The reality is that the president faces domestic problems in his second year in office. This has rarely happened in the US political history. The issue is of great importance with regard to the approaching mid-term congressional elections in November. Republicans have the majority in the House of Representatives and the Senate, but they feel the risk of losing the majority in both houses due to Trump’s record.

Indeed, a feeling has emerged among some American politicians that their country is heading in the wrong direction because of Trump’s policies. Even former President Barack Obama has joined the election campaigns by breaking his promise not to get involved in political affairs.

The situation is not also good for Trump internationally. Disagreement with the European Union – a traditional ally of the United States – over trade and political issues, trade war with China, increasing tension with Russia, exit from international treaties such as the Paris climate agreement and the 2015 multilateral nuclear agreement Iran, have all made Trump to look dangerous in the eyes of the world. All these issues have made the situation unfavorable for Trump and his government at home and abroad.

But what is the answer of the president of the United States to these criticisms? The answer to this question is one word: economy. However, Trump is proud of his economic record.

According to statistics, the Labor Department published on September 8, US employment growth in August has beat market expectations, the non-farm payrolls increased by 201,000 from the previous month.
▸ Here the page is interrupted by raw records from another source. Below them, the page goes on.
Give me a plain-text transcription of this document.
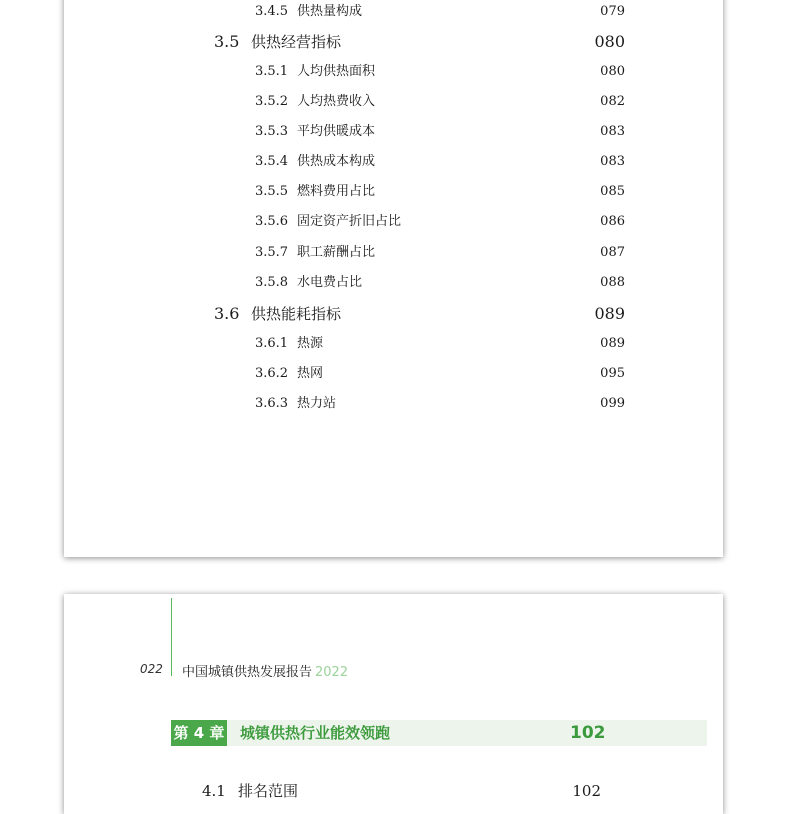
3.4.5 供热量构成	079
3.5 供热经营指标	080
3.5.1 人均供热面积	080
3.5.2 人均热费收入	082
3.5.3 平均供暖成本	083
3.5.4 供热成本构成	083
3.5.5 燃料费用占比	085
3.5.6 固定资产折旧占比	086
3.5.7 职工薪酬占比	087
3.5.8 水电费占比	088
3.6 供热能耗指标	089
3.6.1 热源	089
3.6.2 热网	095
3.6.3 热力站	099
022 中国城镇供热发展报告 2022
第 4 章 城镇供热行业能效领跑	102
4.1 排名范围	102
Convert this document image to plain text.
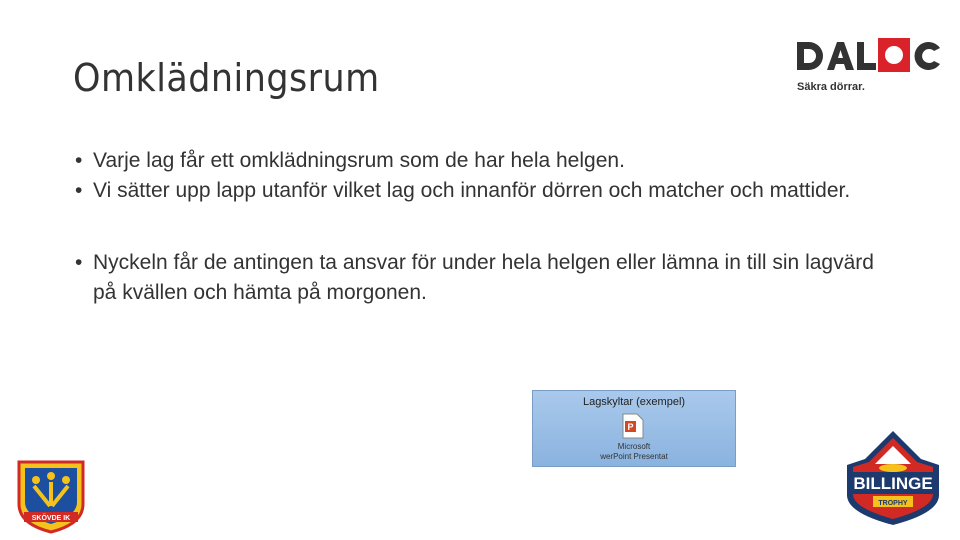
Omklädningsrum
• Varje lag får ett omklädningsrum som de har hela helgen.
• Vi sätter upp lapp utanför vilket lag och innanför dörren och matcher och mattider.
• Nyckeln får de antingen ta ansvar för under hela helgen eller lämna in till sin lagvärd på kvällen och hämta på morgonen.
Säkra dörrar.
Lagskyltar (exempel)
P
Microsoft
werPoint Presentat
SKÖVDE IK
BILLINGE
TROPHY
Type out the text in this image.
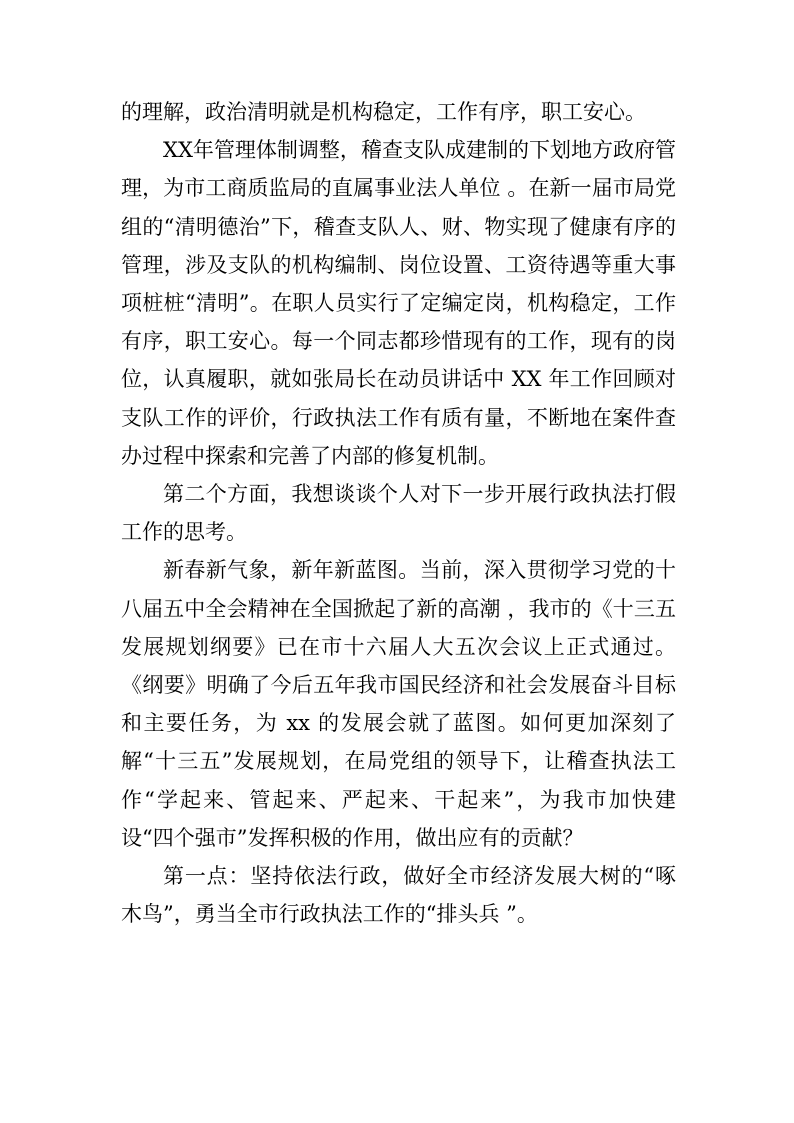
的理解，政治清明就是机构稳定，工作有序，职工安心。

XX年管理体制调整，稽查支队成建制的下划地方政府管理，为市工商质监局的直属事业法人单位 。在新一届市局党组的“清明德治”下，稽查支队人、财、物实现了健康有序的管理，涉及支队的机构编制、岗位设置、工资待遇等重大事项桩桩“清明”。在职人员实行了定编定岗，机构稳定，工作有序，职工安心。每一个同志都珍惜现有的工作，现有的岗位，认真履职，就如张局长在动员讲话中 XX 年工作回顾对支队工作的评价，行政执法工作有质有量，不断地在案件查办过程中探索和完善了内部的修复机制。

第二个方面，我想谈谈个人对下一步开展行政执法打假工作的思考。

新春新气象，新年新蓝图。当前，深入贯彻学习党的十八届五中全会精神在全国掀起了新的高潮 ，我市的《十三五发展规划纲要》已在市十六届人大五次会议上正式通过。《纲要》明确了今后五年我市国民经济和社会发展奋斗目标和主要任务，为 xx 的发展会就了蓝图。如何更加深刻了解“十三五”发展规划，在局党组的领导下，让稽查执法工作“学起来、管起来、严起来、干起来”，为我市加快建设“四个强市”发挥积极的作用，做出应有的贡献？

第一点：坚持依法行政，做好全市经济发展大树的“啄木鸟”，勇当全市行政执法工作的“排头兵 ”。
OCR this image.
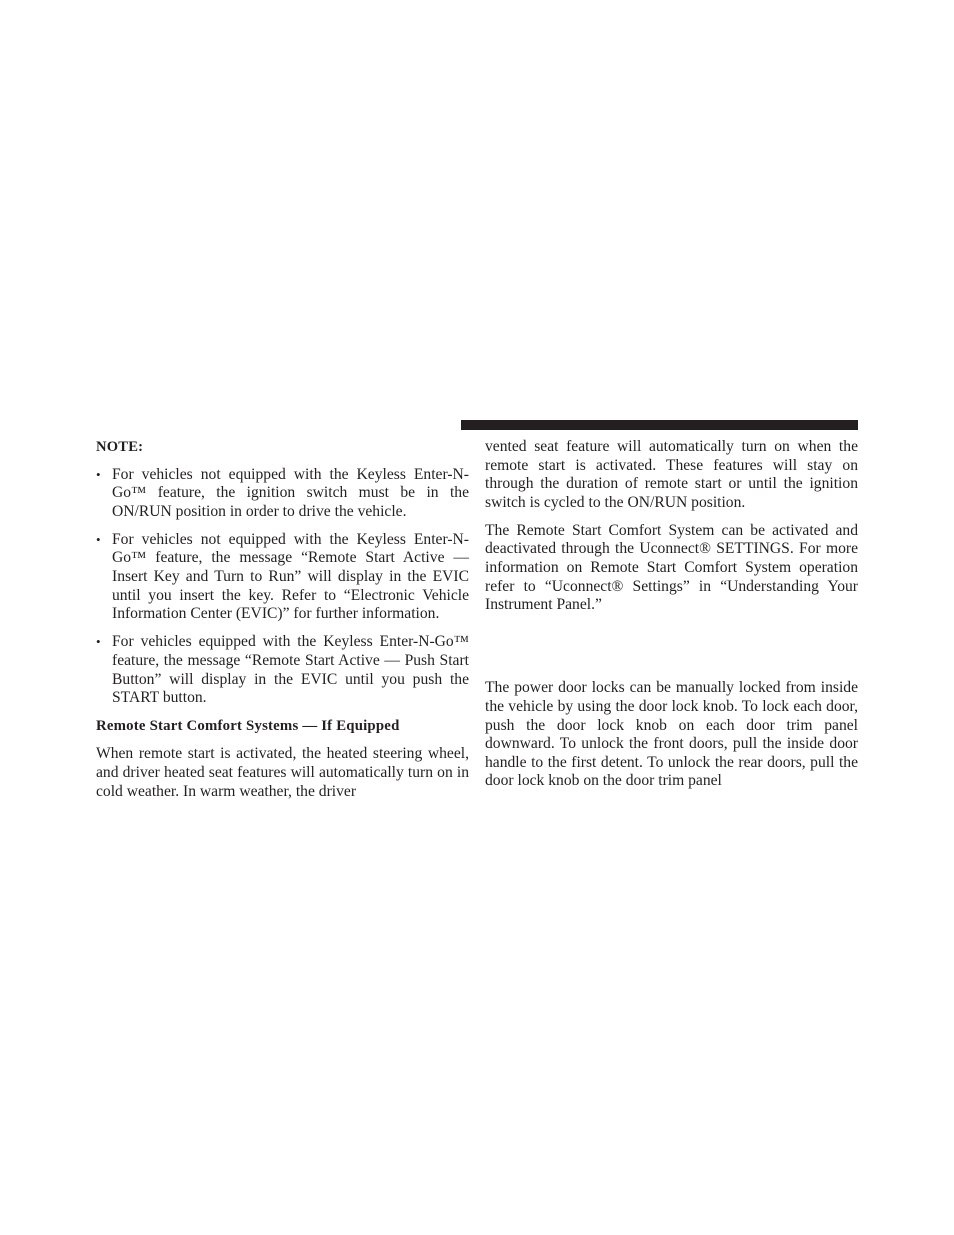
NOTE:

• For vehicles not equipped with the Keyless Enter-N-Go™ feature, the ignition switch must be in the ON/RUN position in order to drive the vehicle.
• For vehicles not equipped with the Keyless Enter-N-Go™ feature, the message “Remote Start Active — Insert Key and Turn to Run” will display in the EVIC until you insert the key. Refer to “Electronic Vehicle Information Center (EVIC)” for further information.
• For vehicles equipped with the Keyless Enter-N-Go™ feature, the message “Remote Start Active — Push Start Button” will display in the EVIC until you push the START button.

Remote Start Comfort Systems — If Equipped

When remote start is activated, the heated steering wheel, and driver heated seat features will automatically turn on in cold weather. In warm weather, the driver

vented seat feature will automatically turn on when the remote start is activated. These features will stay on through the duration of remote start or until the ignition switch is cycled to the ON/RUN position.

The Remote Start Comfort System can be activated and deactivated through the Uconnect® SETTINGS. For more information on Remote Start Comfort System operation refer to “Uconnect® Settings” in “Understanding Your Instrument Panel.”

The power door locks can be manually locked from inside the vehicle by using the door lock knob. To lock each door, push the door lock knob on each door trim panel downward. To unlock the front doors, pull the inside door handle to the first detent. To unlock the rear doors, pull the door lock knob on the door trim panel
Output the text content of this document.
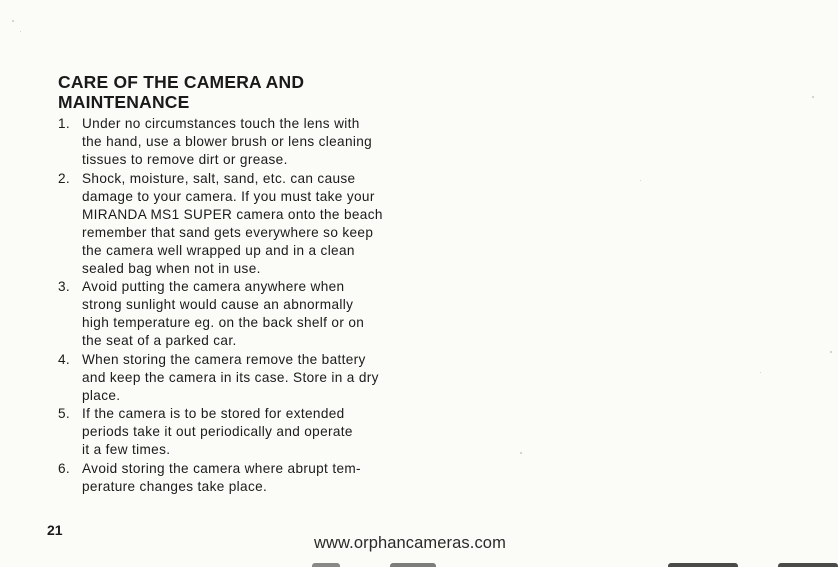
CARE OF THE CAMERA AND
MAINTENANCE
1. Under no circumstances touch the lens with
the hand, use a blower brush or lens cleaning
tissues to remove dirt or grease.
2. Shock, moisture, salt, sand, etc. can cause
damage to your camera. If you must take your
MIRANDA MS1 SUPER camera onto the beach
remember that sand gets everywhere so keep
the camera well wrapped up and in a clean
sealed bag when not in use.
3. Avoid putting the camera anywhere when
strong sunlight would cause an abnormally
high temperature eg. on the back shelf or on
the seat of a parked car.
4. When storing the camera remove the battery
and keep the camera in its case. Store in a dry
place.
5. If the camera is to be stored for extended
periods take it out periodically and operate
it a few times.
6. Avoid storing the camera where abrupt tem-
perature changes take place.
21
www.orphancameras.com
Analysts were expecting growth of about 195,000.

The unemployment rate for August remained low at 3.9 percent. The average hourly wage rose 2.9 percent from the year before. That’s the highest level since June 2009. The latest figures are increasing speculation that the Federal Reserve will raise its key interest rate this month. The US economy expanded 4.2 percent in the April-to-June quarter, and is expected to grow more than 3 percent in this quarter.

But the economy cannot keep the president of the United States from the edge of criticism. Trump is in a difficult situation and worried about the result of the election and possible control of Congress by Democrats.

Issues such as the confessions of Trump’s former lawyer Michael Cohen on bribing women for having affairs with Trump and Russia’s possible involvement in the 2016 presidential election could possibly lead to his impeachment and his dismissal from power.

The US constitution says that the impeachment of the president should be endorsed by representatives from both chambers of Congress – the House of Representatives and the Senate. Democrats now have 49 seats in the 100-member Senate, and if they get 51 seats in the November election, they will still need at least 15 Republican senators to impeach Trump.

Still, if Democrats win the November election, even if this victory does not lead to Trump’s impeachment, it can put further pressure on him and cripple his government. According to a CNN poll, decrease in Trump’s popularity even among his supporters shows that the days following the November election will be hard times for Trump and his government.